Monday, September 11, 2006

Not I, but Christ

I'm reading the book "The Calvary Road." I have to say that it is the biggest encouragement and rebuke I have had in a while. This book needs to be on your must read list, especially if you have never read it. The first chapter starts off talking about brokenness. In this fist chapter, Roy Hession states that in order for us to have a right relationship with Christ, our will must be broken. We must say, "Not I, but Christ." Christ cannot live in us and have Himself shown through us, until we get rid of our selfishness. There is so much more I could say on the other chapters, but this one part of this one chapter just grabbed my heart. If you truly think about it, we all are so selfish. We want things our way, even when our way isn't what is best or even right. I find this so often in my own life. My selfishness even reared its ugly head at a time when I should have been SO unselfish, and it actually cost me some great things. I have let selfishness into my life too much and too often. Yet, it's one of the hardest things to really get rid of in your life. We're humans. We'll always want things our way. But until we allow God to break us, and we do our part as well, this selfishness will come many more times. No, I don't think we'll ever be able to get rid of our selfishness, at least until we get to Heaven. But, once we allow God to truly break us, and let HIM have control of it all, we won't be able to completely used by Him. Brokenness. Seems easy. But it's not.
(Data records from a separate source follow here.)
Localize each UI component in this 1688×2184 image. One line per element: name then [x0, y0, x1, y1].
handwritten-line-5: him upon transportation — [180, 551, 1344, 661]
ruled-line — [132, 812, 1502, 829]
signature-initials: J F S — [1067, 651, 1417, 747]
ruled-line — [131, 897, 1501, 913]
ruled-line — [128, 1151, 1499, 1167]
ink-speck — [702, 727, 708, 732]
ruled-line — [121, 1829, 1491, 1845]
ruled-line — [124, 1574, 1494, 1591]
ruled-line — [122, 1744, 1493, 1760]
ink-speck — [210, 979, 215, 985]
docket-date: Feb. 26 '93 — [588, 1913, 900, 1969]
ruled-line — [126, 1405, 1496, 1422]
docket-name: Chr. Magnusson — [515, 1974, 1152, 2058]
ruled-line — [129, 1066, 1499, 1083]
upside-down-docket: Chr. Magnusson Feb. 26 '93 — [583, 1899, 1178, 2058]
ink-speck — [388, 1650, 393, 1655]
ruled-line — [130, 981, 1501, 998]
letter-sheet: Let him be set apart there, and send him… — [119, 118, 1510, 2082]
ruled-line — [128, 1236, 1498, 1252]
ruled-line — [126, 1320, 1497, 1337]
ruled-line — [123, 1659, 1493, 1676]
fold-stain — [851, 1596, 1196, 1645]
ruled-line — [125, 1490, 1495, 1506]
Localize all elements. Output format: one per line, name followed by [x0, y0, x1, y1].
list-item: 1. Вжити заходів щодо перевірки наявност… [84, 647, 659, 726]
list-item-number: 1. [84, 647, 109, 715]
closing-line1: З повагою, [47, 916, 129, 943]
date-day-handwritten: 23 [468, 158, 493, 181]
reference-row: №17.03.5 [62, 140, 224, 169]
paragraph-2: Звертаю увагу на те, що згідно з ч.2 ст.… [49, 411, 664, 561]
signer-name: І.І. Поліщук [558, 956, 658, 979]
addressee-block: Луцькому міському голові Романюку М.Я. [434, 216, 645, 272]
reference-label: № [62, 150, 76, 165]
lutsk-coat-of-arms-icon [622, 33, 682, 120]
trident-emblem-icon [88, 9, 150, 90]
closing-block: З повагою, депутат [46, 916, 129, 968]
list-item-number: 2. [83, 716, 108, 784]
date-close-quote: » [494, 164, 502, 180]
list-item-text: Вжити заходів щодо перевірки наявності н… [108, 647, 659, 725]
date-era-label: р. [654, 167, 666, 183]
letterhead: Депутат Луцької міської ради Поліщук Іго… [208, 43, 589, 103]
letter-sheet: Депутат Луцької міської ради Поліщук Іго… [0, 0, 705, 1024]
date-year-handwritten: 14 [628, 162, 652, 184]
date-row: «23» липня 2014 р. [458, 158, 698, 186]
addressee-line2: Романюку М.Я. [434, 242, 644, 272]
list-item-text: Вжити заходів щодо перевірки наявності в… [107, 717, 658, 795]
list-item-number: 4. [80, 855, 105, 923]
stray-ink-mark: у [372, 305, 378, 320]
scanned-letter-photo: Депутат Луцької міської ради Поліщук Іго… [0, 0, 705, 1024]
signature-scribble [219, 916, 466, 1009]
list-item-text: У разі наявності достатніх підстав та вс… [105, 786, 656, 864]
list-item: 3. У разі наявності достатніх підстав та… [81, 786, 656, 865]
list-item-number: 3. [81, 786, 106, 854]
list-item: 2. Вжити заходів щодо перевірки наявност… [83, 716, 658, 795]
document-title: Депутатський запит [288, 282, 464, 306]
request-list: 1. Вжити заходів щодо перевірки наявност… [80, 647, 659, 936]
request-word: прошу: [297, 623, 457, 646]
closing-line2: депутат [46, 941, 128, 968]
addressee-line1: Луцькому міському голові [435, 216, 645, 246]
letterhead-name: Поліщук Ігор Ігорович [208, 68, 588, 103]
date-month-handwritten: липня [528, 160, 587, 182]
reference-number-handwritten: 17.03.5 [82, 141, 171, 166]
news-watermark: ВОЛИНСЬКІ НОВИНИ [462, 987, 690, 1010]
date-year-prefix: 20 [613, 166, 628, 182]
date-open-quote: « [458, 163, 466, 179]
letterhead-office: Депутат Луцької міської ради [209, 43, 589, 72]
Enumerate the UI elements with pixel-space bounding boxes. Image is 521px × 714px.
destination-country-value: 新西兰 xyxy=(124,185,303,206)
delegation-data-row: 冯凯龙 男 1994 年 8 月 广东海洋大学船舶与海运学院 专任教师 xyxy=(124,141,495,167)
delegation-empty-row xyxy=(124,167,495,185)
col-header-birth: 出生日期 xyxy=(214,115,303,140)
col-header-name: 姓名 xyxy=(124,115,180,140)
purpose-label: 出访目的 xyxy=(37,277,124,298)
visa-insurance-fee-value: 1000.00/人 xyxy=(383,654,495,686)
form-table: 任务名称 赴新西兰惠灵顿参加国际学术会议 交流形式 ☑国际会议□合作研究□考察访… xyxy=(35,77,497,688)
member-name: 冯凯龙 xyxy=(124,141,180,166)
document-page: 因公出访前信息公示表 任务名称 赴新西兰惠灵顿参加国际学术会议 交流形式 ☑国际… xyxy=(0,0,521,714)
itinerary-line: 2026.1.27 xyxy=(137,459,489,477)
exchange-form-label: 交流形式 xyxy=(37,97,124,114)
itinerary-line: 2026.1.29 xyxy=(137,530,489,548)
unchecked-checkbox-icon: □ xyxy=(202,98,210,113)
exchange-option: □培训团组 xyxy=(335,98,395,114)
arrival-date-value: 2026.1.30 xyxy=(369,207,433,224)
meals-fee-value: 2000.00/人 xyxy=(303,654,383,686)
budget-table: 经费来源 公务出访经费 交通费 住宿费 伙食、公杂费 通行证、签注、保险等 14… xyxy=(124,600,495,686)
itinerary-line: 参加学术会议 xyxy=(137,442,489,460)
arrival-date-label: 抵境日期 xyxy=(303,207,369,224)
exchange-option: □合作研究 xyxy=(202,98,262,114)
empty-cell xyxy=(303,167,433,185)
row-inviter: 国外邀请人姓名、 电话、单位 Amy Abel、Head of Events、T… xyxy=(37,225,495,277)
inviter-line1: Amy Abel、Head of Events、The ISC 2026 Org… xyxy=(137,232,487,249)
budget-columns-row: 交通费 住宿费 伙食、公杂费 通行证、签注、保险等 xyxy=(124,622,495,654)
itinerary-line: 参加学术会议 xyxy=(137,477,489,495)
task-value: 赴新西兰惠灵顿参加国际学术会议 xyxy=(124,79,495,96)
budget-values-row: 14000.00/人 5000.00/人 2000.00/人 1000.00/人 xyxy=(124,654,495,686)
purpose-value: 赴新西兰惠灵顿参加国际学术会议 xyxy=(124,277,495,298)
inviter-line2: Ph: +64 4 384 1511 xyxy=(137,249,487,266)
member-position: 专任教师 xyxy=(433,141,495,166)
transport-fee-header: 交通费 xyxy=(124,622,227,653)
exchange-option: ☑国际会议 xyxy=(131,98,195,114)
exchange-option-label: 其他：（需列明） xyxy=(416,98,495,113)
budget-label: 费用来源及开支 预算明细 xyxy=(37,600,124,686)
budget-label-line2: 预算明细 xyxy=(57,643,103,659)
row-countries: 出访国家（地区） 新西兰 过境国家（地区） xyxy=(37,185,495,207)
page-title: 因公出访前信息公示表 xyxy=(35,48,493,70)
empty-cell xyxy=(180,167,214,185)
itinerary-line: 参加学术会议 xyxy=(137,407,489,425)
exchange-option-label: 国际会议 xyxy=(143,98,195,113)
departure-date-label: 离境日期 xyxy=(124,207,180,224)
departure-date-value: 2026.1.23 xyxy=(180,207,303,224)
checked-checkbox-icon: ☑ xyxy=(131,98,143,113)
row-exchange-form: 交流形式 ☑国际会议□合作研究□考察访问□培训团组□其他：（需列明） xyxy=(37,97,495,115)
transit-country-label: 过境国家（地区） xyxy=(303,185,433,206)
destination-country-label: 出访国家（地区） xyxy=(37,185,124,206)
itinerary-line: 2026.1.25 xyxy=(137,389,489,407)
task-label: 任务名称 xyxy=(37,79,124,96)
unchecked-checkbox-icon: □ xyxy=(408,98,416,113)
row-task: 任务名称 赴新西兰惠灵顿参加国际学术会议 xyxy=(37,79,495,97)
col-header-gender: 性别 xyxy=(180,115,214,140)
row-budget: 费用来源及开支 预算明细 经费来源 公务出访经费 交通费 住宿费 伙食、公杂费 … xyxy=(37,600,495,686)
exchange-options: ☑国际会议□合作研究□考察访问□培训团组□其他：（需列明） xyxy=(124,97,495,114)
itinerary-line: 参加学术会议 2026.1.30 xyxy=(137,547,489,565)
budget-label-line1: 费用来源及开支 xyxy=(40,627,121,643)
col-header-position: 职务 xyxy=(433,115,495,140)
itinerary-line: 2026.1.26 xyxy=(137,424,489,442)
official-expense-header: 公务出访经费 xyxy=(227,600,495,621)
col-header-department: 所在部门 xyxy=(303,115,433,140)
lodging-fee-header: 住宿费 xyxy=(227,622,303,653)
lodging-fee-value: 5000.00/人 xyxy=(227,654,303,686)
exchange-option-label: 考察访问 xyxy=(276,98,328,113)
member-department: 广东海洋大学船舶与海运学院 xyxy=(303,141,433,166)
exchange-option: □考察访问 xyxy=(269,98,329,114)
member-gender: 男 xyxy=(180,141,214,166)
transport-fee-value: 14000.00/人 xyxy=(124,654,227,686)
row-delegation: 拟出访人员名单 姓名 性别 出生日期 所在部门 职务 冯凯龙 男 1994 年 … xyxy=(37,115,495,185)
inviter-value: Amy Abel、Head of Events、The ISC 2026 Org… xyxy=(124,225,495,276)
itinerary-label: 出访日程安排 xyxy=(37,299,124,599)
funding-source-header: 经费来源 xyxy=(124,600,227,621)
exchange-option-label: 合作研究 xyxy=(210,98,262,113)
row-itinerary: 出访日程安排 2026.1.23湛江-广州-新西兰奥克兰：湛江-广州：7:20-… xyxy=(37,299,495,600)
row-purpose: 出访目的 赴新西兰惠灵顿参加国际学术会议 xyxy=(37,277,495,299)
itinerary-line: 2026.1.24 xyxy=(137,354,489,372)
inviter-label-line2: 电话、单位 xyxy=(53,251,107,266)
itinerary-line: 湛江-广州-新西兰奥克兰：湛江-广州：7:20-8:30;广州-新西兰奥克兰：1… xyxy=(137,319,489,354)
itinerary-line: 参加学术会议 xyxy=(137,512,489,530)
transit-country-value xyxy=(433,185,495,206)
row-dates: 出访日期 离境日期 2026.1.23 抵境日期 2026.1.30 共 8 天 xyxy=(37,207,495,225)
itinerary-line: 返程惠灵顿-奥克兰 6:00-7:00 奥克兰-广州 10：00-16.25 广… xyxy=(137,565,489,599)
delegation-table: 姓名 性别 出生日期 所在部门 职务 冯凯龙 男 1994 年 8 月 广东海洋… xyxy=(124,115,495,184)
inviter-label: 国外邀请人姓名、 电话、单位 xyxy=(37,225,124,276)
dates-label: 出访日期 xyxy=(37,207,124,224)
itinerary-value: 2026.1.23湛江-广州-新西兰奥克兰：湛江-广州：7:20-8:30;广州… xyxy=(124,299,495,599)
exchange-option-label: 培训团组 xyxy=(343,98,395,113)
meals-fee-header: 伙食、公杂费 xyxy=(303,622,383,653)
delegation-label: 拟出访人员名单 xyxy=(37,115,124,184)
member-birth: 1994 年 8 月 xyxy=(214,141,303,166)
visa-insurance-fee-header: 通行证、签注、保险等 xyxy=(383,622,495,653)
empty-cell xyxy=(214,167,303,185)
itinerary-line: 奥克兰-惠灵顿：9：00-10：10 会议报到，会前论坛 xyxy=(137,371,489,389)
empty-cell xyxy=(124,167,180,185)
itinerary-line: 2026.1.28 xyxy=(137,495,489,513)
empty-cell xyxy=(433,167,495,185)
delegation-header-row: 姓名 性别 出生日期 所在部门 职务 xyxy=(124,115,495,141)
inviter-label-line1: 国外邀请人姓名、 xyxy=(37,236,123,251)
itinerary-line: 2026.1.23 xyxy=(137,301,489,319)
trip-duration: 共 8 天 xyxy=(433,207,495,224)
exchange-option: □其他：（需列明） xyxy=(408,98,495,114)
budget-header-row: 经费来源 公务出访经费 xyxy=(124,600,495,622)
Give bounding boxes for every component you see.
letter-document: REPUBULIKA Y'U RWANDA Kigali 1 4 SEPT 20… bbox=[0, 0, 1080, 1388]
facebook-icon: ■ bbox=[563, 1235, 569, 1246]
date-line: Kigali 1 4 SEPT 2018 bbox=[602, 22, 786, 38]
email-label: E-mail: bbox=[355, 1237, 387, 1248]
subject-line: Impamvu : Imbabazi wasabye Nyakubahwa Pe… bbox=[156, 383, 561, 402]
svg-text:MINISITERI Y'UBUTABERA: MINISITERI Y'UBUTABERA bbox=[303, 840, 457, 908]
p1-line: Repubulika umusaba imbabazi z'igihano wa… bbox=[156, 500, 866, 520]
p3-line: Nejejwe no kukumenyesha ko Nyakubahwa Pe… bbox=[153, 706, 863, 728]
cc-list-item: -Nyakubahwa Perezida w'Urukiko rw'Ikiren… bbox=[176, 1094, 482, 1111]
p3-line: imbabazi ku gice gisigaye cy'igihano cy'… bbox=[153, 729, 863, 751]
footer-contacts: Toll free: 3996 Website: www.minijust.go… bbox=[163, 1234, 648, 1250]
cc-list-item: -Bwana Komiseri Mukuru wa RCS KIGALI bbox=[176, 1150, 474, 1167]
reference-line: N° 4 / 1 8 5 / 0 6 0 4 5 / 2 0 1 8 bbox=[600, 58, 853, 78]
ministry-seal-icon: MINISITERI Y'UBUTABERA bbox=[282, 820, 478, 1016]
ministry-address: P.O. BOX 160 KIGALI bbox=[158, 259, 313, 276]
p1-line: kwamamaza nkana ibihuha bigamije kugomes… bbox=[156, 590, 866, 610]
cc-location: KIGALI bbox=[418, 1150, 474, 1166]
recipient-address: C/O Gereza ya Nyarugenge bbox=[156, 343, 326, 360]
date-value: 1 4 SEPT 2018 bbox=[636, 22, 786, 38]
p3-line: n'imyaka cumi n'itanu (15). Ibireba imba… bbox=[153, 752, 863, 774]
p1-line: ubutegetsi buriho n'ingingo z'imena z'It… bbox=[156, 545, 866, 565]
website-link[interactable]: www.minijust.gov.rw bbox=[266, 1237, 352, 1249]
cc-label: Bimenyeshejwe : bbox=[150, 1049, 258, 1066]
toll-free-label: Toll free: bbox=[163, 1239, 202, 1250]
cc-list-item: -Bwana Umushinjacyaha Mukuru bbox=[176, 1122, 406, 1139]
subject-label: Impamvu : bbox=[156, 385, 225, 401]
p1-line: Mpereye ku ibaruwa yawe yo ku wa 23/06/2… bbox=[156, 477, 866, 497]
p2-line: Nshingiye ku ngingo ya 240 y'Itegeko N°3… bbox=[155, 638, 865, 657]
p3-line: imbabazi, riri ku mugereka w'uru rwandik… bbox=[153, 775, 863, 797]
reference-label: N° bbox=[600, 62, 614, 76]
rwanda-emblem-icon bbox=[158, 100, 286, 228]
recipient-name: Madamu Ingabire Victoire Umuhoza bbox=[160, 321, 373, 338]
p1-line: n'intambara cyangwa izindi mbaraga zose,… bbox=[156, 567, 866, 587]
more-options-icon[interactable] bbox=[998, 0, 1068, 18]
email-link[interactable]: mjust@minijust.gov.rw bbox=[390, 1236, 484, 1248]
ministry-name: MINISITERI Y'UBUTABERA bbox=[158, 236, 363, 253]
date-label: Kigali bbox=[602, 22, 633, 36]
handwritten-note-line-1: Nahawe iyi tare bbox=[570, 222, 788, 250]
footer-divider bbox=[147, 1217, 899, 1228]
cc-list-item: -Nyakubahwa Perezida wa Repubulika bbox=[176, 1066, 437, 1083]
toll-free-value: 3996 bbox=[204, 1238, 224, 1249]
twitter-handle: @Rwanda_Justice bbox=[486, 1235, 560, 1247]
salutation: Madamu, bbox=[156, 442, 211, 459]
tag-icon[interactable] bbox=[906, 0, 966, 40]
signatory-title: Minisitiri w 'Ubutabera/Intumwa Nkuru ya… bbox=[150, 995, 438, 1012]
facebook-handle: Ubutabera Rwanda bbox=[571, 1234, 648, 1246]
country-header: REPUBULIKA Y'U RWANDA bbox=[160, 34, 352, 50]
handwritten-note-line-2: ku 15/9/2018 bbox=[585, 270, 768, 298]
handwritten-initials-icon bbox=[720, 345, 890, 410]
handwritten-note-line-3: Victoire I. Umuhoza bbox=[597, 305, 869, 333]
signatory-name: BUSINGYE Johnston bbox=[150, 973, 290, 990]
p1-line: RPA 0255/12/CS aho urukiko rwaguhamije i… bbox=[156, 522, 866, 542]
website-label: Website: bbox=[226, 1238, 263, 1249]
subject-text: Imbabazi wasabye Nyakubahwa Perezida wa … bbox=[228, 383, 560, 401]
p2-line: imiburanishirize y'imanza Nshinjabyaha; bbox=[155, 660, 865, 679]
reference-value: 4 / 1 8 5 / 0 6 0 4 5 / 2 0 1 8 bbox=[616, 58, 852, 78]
We try to live the Christian life by ourselves. Without God. Yet it is impossible to truly serve God and live this life without Him. Roy Hession talks of Christ being so broken to do what His Father had called Him to do. In Psalm 22 verse 6, The Bible tells us that Christ said, "I am a worm, and no man." Roy Hession goes on to talk of Christ becoming as a worm. When you think about it, worms are a picture of total brokenness. You can squash them and they don't fight back. You can do what you want with it and they don't have any resistance. We should be just like that. Allowing God to do what He wants with us, without any resistance. I don't know about you, but that is certainly something hard to ask of someone. I want these certain things done my way...but a few other things, God can do His way. But, we have to be completely surrendered and broken for God to do whatever He wants with all of us. I'm hoping to daily make my prayer that it will be not I, but Christ in everything.